Sunday, April 17, 2011

getting your darks darker than dark

I was going to call this post "getting your blacks blacker than black" but I was worried you might think I had taken on some of those post-colonial attitudes I have talked about in earlier posts.

It's another amusing cultural difference post I'm afraid but here is a placard advertising laundry liquid I found in the Al Maya supermarket:

Yes, it's an Abaya-clad lady advertising how to keep your Abayas a really nice, deep, jet black, lest they should fade to charcoal grey with repeated washings.  Not that I bother buying different laundry liquids for different types of laundry, but I seem to remember you can buy stuff especially for black clothes in the UK that features a glamourous strappy, velvety-looking dress on the bottle. 

I fluctuate in how I feel about women wearing this all encompassing garment on a regular basis.  In some ways it doesn't feel as restrictive as it would if I saw it in the UK because the men wear a nearly as all-encompassing garment in the form of white Dishdashas (basically an ankle length shirt that looks like a night shirt) with a scarf on their head known as a Smagh.  I've already talked about how the young Emirati women particularly go out of their way to look glamourous with designer heels, immaculate makeup and fiercely styled hair, which in some ways makes it feel both more and less repressive. 

However, I  have noticed a lot more what we in the West call Burkhas when they're actually Niqabs recently.  I can't decide whether I'm noticing them more since they were banned in France on April 11, which was obviously big news over here, and this is because more women are showing solidarity with women in France by wearing them more, or whether I am just looking out for them for this reason. 

We were at an Indian restaurant down near Mall of the Emirates recently and a young married couple rocked up and sat behind us.  I noticed he was in jeans and a checked shirt while she was wearing trousers with an abaya and head scarf over the top of her outfit.  I spotted that she had the words FIRST LADY picked out on diamante around the hem, which amused me a little, but I also spotted when her robes fell away to reveal her trousers, her husband picked them up and wrapped them around her legs again. 

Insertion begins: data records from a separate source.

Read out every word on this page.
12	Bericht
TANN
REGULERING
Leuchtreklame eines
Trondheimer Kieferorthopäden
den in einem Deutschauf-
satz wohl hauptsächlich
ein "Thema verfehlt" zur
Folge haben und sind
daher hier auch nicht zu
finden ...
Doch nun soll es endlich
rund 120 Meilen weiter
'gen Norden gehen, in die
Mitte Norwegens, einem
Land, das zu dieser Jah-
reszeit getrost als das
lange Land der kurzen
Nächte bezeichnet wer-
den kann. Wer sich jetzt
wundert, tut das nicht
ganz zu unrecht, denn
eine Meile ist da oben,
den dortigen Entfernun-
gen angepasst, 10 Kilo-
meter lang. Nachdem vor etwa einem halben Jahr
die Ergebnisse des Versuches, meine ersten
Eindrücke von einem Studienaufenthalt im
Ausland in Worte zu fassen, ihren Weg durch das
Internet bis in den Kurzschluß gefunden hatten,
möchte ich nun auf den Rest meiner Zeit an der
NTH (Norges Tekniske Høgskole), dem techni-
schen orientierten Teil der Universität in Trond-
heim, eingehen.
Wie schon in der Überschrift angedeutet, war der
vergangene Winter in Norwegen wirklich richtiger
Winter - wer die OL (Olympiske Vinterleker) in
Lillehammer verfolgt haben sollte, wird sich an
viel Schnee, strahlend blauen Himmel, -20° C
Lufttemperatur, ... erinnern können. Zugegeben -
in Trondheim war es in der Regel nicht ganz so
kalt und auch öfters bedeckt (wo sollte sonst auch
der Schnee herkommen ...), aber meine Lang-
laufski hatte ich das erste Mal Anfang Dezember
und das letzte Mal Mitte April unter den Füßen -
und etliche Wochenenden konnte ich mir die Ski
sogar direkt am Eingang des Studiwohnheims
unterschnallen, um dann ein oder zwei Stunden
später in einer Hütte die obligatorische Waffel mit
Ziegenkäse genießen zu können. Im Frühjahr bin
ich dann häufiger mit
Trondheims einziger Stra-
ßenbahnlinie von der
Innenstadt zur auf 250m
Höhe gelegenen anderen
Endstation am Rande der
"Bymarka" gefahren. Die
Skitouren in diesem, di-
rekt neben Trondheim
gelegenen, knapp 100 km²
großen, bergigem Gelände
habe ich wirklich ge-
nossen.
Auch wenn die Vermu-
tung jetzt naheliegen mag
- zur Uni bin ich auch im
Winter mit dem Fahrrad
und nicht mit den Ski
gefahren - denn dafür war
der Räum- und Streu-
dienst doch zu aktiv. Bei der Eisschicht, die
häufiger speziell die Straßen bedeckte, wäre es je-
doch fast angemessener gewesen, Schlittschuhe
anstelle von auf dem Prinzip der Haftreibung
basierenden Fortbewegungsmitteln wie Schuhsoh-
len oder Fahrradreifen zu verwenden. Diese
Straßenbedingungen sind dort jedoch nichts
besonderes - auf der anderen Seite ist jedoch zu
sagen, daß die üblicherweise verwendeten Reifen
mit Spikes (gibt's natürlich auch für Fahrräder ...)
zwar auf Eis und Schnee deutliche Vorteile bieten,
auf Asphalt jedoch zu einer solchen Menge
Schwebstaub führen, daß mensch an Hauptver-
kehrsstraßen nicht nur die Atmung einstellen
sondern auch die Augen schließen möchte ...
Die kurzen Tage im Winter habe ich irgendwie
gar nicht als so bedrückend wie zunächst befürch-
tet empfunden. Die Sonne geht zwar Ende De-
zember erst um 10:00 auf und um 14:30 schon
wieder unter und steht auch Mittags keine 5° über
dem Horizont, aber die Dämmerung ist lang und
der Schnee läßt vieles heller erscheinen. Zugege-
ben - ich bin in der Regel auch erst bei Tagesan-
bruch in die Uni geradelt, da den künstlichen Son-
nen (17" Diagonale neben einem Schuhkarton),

I think with my Western attitudes, I'd probably say: "Screw you, if you're wearing Western dress, so am I" and dump the pesky garment in the bin.  But the sense I get from reading interviews with Emirati women here is that many couldn't fathom being seen in public without it, while rumours abound that at the same time some feel free to go out without it so they can pass as a non-Muslim, drink in the hotels and do all the western-style stuff they could ever want. 

It is indeed a strange society.  We were discussing this morning what would make us leave the Emirates in terms of our rights.  I certainly wouldn't be happy living in a society in which it is compulsory for women to wear headscarves and abayas, and definitely not niqabs or burkhas.  Abayas aren't compulsory here, it's just the done thing.  I just about cope with covering my knees and shoulders in the shopping malls (that applies to men too, but there are plenty of people who disobey it without problems).  If there was any nonsense about women getting permission from their husbands to leave the country, as with Saudi Arabia, I'd definitely want out.    

1 comment:

  1. Always great to read your perspective, Imo! Thanks for your posts.